Was nun die Mittel um Bramah-Schlösser zu öffnen
betrifft, so kann ich mich der Meinung des Hrn. Kessels, daß sie mit den geeigneten Werkzeugen
leichter als Chubb-Schlösser zu öffnen seyen, im
Allgemeinen und abgesehen davon, daß diese Werkzeuge selbst schwer anzufertigen und
auch gar nicht leicht zu handhaben sind, nur anschließen. – Wenn übrigens Hr.
Kessels gegen die jetzt
gewöhnliche Form der Federn einwendet, daß bei den Oeffnungsversuchen dieselben sich
auseinanderspreitzen und dadurch auf der Einschnittsplatte sich aufsetzen, oder, um
mich seiner Worte zu bedienen, darauf zu reiten kommen, so lassen sich auch dagegen
mehrere Mittel angeben, dieß zu verhüten. Während die jetzigen Federn oben
zusammengebogen sind und sich unten spreitzen, wie in Fig. 35
A, kann man sie 1) unten zusammenbiegen und sich oben
spreitzen lassen, wie in Fig. 35
B, oder 2) oben zusammenbiegen und in der Mitte sich
spreitzen lassen, wie in Fig. 35
C; 3) kann man sie aus einem ganzen Stück machen und
eine kleine Uhrfeder hinten daran befestigen, wie in Fig. 35
D; 4) kann man den Canal, in welchem die Federn gehen,
von Unten cylindrisch ausbohren und da hinein eine messingene Spiralfeder legen,
Fig. 35
E. Jede der angegebenen Arten wird eben so gute Dienste
leisten als die jetzt gewöhnlichen, und bei der in 4) angegebenen D hat man noch den Vortheil, daß man die allgemeine
große Spirale spart, welche jetzt üblich ist, um die einzelnen Federn, nachdem der
Schlüssel aus dem Schlosse entfernt ist, alle wieder nach Oben zu drängen.

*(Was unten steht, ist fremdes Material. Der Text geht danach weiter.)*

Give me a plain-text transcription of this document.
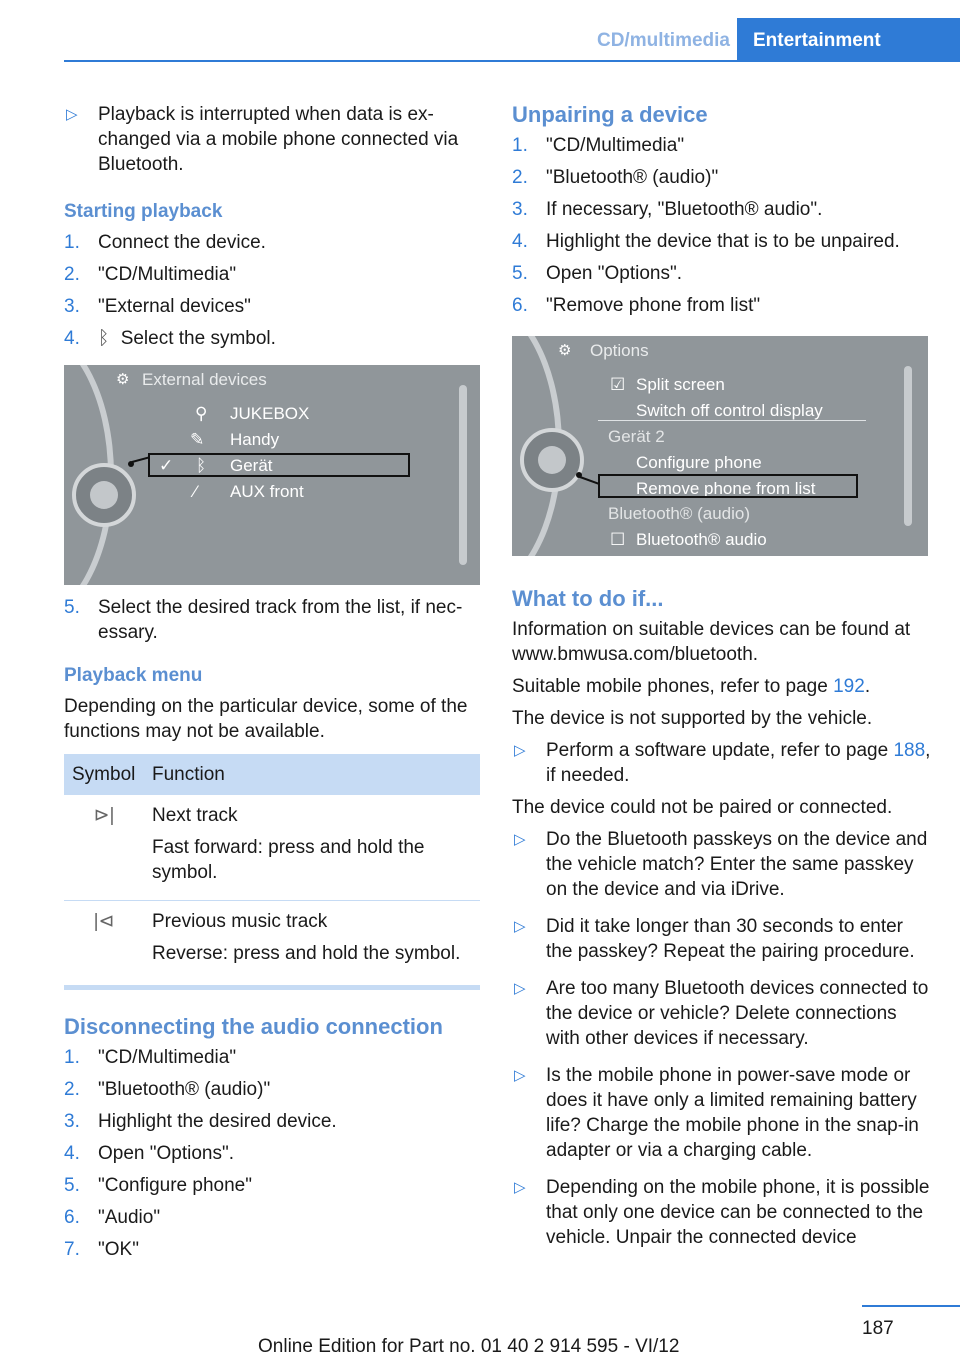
CD/multimedia	Entertainment
▷ Playback is interrupted when data is exchanged via a mobile phone connected via Bluetooth.
Starting playback
1. Connect the device.
2. "CD/Multimedia"
3. "External devices"
4. ᛒ Select the symbol.
⚙ External devices
⚲ JUKEBOX
✎ Handy
✓ ᛒ Gerät
⁄ AUX front
5. Select the desired track from the list, if necessary.
Playback menu

Depending on the particular device, some of the functions may not be available.

Symbol	Function
⊳|	Next track

Fast forward: press and hold the symbol.

|⊲	Previous music track

Reverse: press and hold the symbol.

Disconnecting the audio connection
1. "CD/Multimedia"
2. "Bluetooth® (audio)"
3. Highlight the desired device.
4. Open "Options".
5. "Configure phone"
6. "Audio"
7. "OK"
Unpairing a device
1. "CD/Multimedia"
2. "Bluetooth® (audio)"
3. If necessary, "Bluetooth® audio".
4. Highlight the device that is to be unpaired.
5. Open "Options".
6. "Remove phone from list"
⚙ Options
☑ Split screen
Switch off control display
Gerät 2
Configure phone
Remove phone from list
Bluetooth® (audio)
☐ Bluetooth® audio
What to do if...

Information on suitable devices can be found at www.bmwusa.com/bluetooth.

Suitable mobile phones, refer to page 192.

The device is not supported by the vehicle.

▷ Perform a software update, refer to page 188, if needed.

The device could not be paired or connected.

▷ Do the Bluetooth passkeys on the device and the vehicle match? Enter the same passkey on the device and via iDrive.
▷ Did it take longer than 30 seconds to enter the passkey? Repeat the pairing procedure.
▷ Are too many Bluetooth devices connected to the device or vehicle? Delete connections with other devices if necessary.
▷ Is the mobile phone in power-save mode or does it have only a limited remaining battery life? Charge the mobile phone in the snap-in adapter or via a charging cable.
▷ Depending on the mobile phone, it is possible that only one device can be connected to the vehicle. Unpair the connected device
187
Online Edition for Part no. 01 40 2 914 595 - VI/12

Erwäge ich nun das oben Gesagte noch einmal, so muß ich dem Chubb-Schloß überhaupt den Vorzug vor dem Bramah-Schloß einräumen; denn es ist eben so schwer, wenn nicht
noch schwerer als das letztere mit Sperrzeug und dgl. zu öffnen, und hat noch den
besondern Vorzug vor diesem, daß es mit den einfachsten
Werkzeugen ganz gut gemacht werden kann, während ein Bramah-Schloß nur mit sehr complicirten theuren Werkzeugen gut
hergestellt werden kann, wie sie sich eben nur in größeren Werkstätten finden
können.
Findet nun mein oben angegebener Vorschlag zur Sicherung der Chubb-Schlösser, selbst der schlechteren Sorte, Beifall und bewährt
sich allgemein in der Praxis, wie er sich mir bewährt hat, so rechne ich das für
eine nicht unwesentliche Verbesserung, worauf ich ein um so größeres Gewicht lege,
als es ein ähnliches Mittel, nicht ganz gute Bramah-Schlösser zu verbessern, meines Wissens noch nicht gibt. Für die
Anregung, welche Hr. Kessels
zur Verbesserung der Schlösser dadurch gegeben hat, daß er die Mängel derselben
aufgedeckt hat, gebührt ihm größter Dank, und sein Aufsatz wird gewiß vielfältigen
Nutzen schaffen, dafür bürgt die immer mehr zunehmende Tüchtigkeit und Bildung
unserer Schlosser und Mechaniker.
Der Aufsatz des Hrn. Kessels
schließt mit den Worten: „Nachdem ich nun die Fehler und Mängel der
meisten Schlösser beschrieben habe, zeigt es sich deutlich, daß sie das bisher
in sie gesetzte Vertrauen keineswegs verdienen und daß sie bedeutenden
Verbesserungen unterworfen werden müssen, wenn sie den Anforderungen, welche man
an ein gutes Schloß stellt, nämlich: Sicherheit,
allgemeine Anwendbarkeit und einen mäßigen Preis vollkommen genügen
sollen.“
Das wird aber noch lange, wenn nicht für immer zu den Desideraten gehören. Höchstens
kann es dahin kommen, daß die beiden ersten Forderungen erfüllt werden. Ob auch die
letztere, ist sehr zweifelhaft und auch nicht einmal nöthig. Es ist eben so wenig
nöthig, daß jedes verschließbare Behältniß ein Chubb- oder Bramah-Schloß, oder das
neue, welches beide übertreffen soll, bekomme, als es nöthig ist, daß der Tagelöhner
eine eben so richtig gehende Uhr habe als der Astronom.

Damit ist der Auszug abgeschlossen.